Pour chaque question et item, nous avons calculé les moyennes et écarts-types des scores entre 1 et 5. Pour les items, composés de plusieurs questions, nous avons calculé le coefficient α de Cronbach, pour vérifier la cohérence interne des items. Celle-ci avait été établie par les créateurs du questionnaire, mais notre adaptation du test pouvait la remettre en cause. Les données des réponses ouvertes n’ont pas été traitées statistiquement, mais elles ont servi lors de l'interprétation des résultats.

En complément à ces analyses, le système a enregistré des traces pour chaque session de jeu, et calculé 4 indicateurs à partir de ces traces :

- le nombre de choix proposés à l’utilisateur, en moyenne pour toute la session ;

- le nombre total d’actions dans la session (actions du joueur et des personnages non joueurs) ;

- le nombre d’actions du joueur dans la session ;

- la durée de jeu.

5.2. Résultats

5.2.1. Questionnaires psychologiques

Pour chacun des deux questionnaires psychologiques destinés à l’utilisateur (CERQ et SDQ), des échelles ont été construites pour caractériser l’adolescent selon un certain nombre de critères (respectivement 9 et 5). De plus, des échelles plus larges ont été construites concernant :

- gestion pro-sociale (prosocial coping) – 10 items du CERQ,

- gestion dysfonctionnelle (dysfunctional coping) – 15 items du CERQ,

- maîtrise positive des émotions (positive emotion regulation) – 20 items du SDQ,

- maîtrise négative des émotions (negative emotion regulation).

Les cohérences internes de ces 4 indicateurs sont présentées dans le Tableau 1. Trois de ces échelles ont une cohérence satisfaisante, tandis qu’une d’entre elles a une cohérente basse.

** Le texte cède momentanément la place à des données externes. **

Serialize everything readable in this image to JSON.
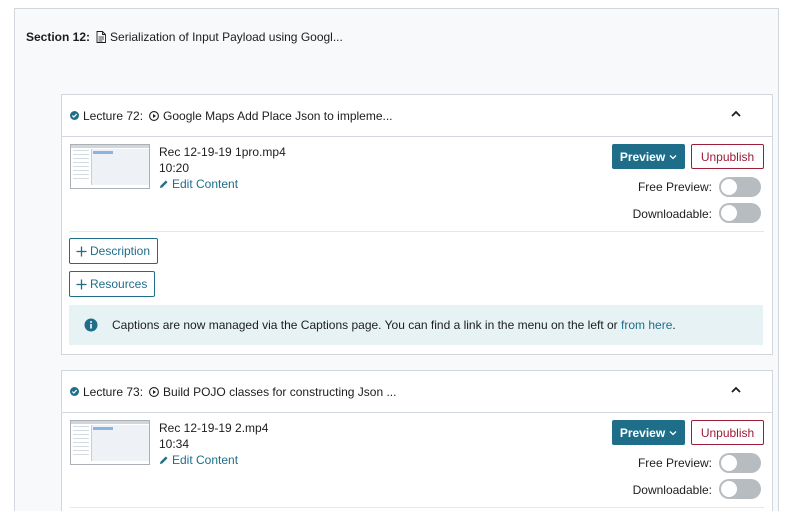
{
  "section": {
    "label": "Section 12:",
    "title": "Serialization of Input Payload using Googl..."
  },
  "lectures": [
    {
      "label": "Lecture 72:",
      "title": "Google Maps Add Place Json to impleme...",
      "file_name": "Rec 12-19-19 1pro.mp4",
      "duration": "10:20",
      "edit_label": "Edit Content",
      "preview_label": "Preview",
      "unpublish_label": "Unpublish",
      "free_preview_label": "Free Preview:",
      "downloadable_label": "Downloadable:",
      "free_preview_on": false,
      "downloadable_on": false,
      "description_label": "Description",
      "resources_label": "Resources",
      "info_text": "Captions are now managed via the Captions page. You can find a link in the menu on the left or ",
      "info_link": "from here",
      "info_end": "."
    },
    {
      "label": "Lecture 73:",
      "title": "Build POJO classes for constructing Json ...",
      "file_name": "Rec 12-19-19 2.mp4",
      "duration": "10:34",
      "edit_label": "Edit Content",
      "preview_label": "Preview",
      "unpublish_label": "Unpublish",
      "free_preview_label": "Free Preview:",
      "downloadable_label": "Downloadable:",
      "free_preview_on": false,
      "downloadable_on": false
    }
  ],
  "colors": {
    "accent": "#1e6e8a",
    "danger": "#9d1c38",
    "toggle_off": "#b7bcc0",
    "info_bg": "#e7f2f5"
  }
}
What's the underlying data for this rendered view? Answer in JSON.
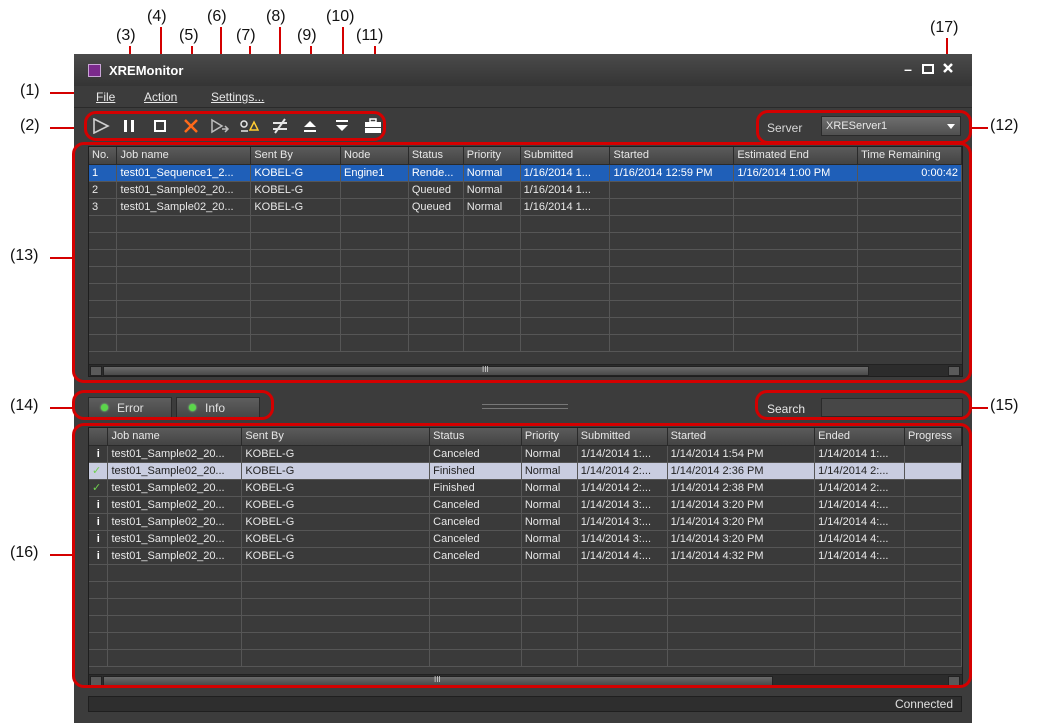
{
  "window": {
    "title": "XREMonitor"
  },
  "menu": {
    "file": "File",
    "action": "Action",
    "settings": "Settings..."
  },
  "toolbar": {
    "buttons": [
      "play-icon",
      "pause-icon",
      "stop-icon",
      "delete-icon",
      "skip-icon",
      "distribute-icon",
      "toggle-icon",
      "move-up-icon",
      "move-down-icon",
      "toolbox-icon"
    ]
  },
  "server": {
    "label": "Server",
    "value": "XREServer1"
  },
  "callouts": [
    "(1)",
    "(2)",
    "(3)",
    "(4)",
    "(5)",
    "(6)",
    "(7)",
    "(8)",
    "(9)",
    "(10)",
    "(11)",
    "(12)",
    "(13)",
    "(14)",
    "(15)",
    "(16)",
    "(17)"
  ],
  "jobs": {
    "headers": [
      "No.",
      "Job name",
      "Sent By",
      "Node",
      "Status",
      "Priority",
      "Submitted",
      "Started",
      "Estimated End",
      "Time Remaining"
    ],
    "rows": [
      [
        "1",
        "test01_Sequence1_2...",
        "KOBEL-G",
        "Engine1",
        "Rende...",
        "Normal",
        "1/16/2014 1...",
        "1/16/2014 12:59 PM",
        "1/16/2014 1:00 PM",
        "0:00:42"
      ],
      [
        "2",
        "test01_Sample02_20...",
        "KOBEL-G",
        "",
        "Queued",
        "Normal",
        "1/16/2014 1...",
        "",
        "",
        ""
      ],
      [
        "3",
        "test01_Sample02_20...",
        "KOBEL-G",
        "",
        "Queued",
        "Normal",
        "1/16/2014 1...",
        "",
        "",
        ""
      ]
    ],
    "scroll_marker": "III"
  },
  "tabs": {
    "error": "Error",
    "info": "Info"
  },
  "search": {
    "label": "Search",
    "value": ""
  },
  "history": {
    "headers": [
      "",
      "Job name",
      "Sent By",
      "Status",
      "Priority",
      "Submitted",
      "Started",
      "Ended",
      "Progress"
    ],
    "rows": [
      [
        "i",
        "test01_Sample02_20...",
        "KOBEL-G",
        "Canceled",
        "Normal",
        "1/14/2014 1:...",
        "1/14/2014 1:54 PM",
        "1/14/2014 1:...",
        ""
      ],
      [
        "✓",
        "test01_Sample02_20...",
        "KOBEL-G",
        "Finished",
        "Normal",
        "1/14/2014 2:...",
        "1/14/2014 2:36 PM",
        "1/14/2014 2:...",
        ""
      ],
      [
        "✓",
        "test01_Sample02_20...",
        "KOBEL-G",
        "Finished",
        "Normal",
        "1/14/2014 2:...",
        "1/14/2014 2:38 PM",
        "1/14/2014 2:...",
        ""
      ],
      [
        "i",
        "test01_Sample02_20...",
        "KOBEL-G",
        "Canceled",
        "Normal",
        "1/14/2014 3:...",
        "1/14/2014 3:20 PM",
        "1/14/2014 4:...",
        ""
      ],
      [
        "i",
        "test01_Sample02_20...",
        "KOBEL-G",
        "Canceled",
        "Normal",
        "1/14/2014 3:...",
        "1/14/2014 3:20 PM",
        "1/14/2014 4:...",
        ""
      ],
      [
        "i",
        "test01_Sample02_20...",
        "KOBEL-G",
        "Canceled",
        "Normal",
        "1/14/2014 3:...",
        "1/14/2014 3:20 PM",
        "1/14/2014 4:...",
        ""
      ],
      [
        "i",
        "test01_Sample02_20...",
        "KOBEL-G",
        "Canceled",
        "Normal",
        "1/14/2014 4:...",
        "1/14/2014 4:32 PM",
        "1/14/2014 4:...",
        ""
      ]
    ],
    "scroll_marker": "III"
  },
  "status": {
    "text": "Connected"
  },
  "colors": {
    "callout": "#d40000",
    "selection": "#1f5fb8",
    "highlight": "#c9cde0",
    "led": "#5bd64a"
  }
}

Tableau 1 • Résultats sur les questionnaires CERQ et SDQ, pour 22 sujets

Item (questionnaire)

Nb items

α Cronbach

Prosocial coping (SDQ)

10

.54

Dysfunctional coping (SDQ)

15

.81

Positive emotion regulation (CERQ)

20

.72

Positive emotion regulation (CERQ)

36

.76

Concernant les questionnaires pour le parent bien portant (SDQ), il a été rempli par 15 participants sur 22, car les parents n’accompagnaient pas systématiquement leurs enfants. L’analyse de cohérence interne donne un coefficient α de Cronbach de 0.551 pour l’échelle « prosocial coping » (10 items) et de 0.790 pour l’échelle « dysfunctional coping » (15 items). Comme pour le questionnaire destiné aux participants, l’échelle « prosocial coping » montre donc une faible cohérence interne.

5.2.2. Questionnaire IRIS

Les résultats concernant le questionnaire IRIS sont présentés dans le Tableau 2. Sur les 10 items testés (35 questions), 8 ont une cohérence bonne ou acceptable (α de Cronbach entre 0.61 et 0.87), tandis qu'un item a une cohérence moyenne (0.54 pour l'autonomie) et un autre une cohérence très faible (0.25 pour la crédibilité). Ce dernier item ne sera donc pas pris en compte dans le cadre de cette étude. Sur les 9 items retenus, 6 ont une moyenne entre 3 et 4, correspondant à des réponses entre un peu d'accord et d'accord, 2 (curiosité et utilisabilité) ont une moyenne supérieure à 4 et un item (plaisir esthétique) a une moyenne inférieure à 3.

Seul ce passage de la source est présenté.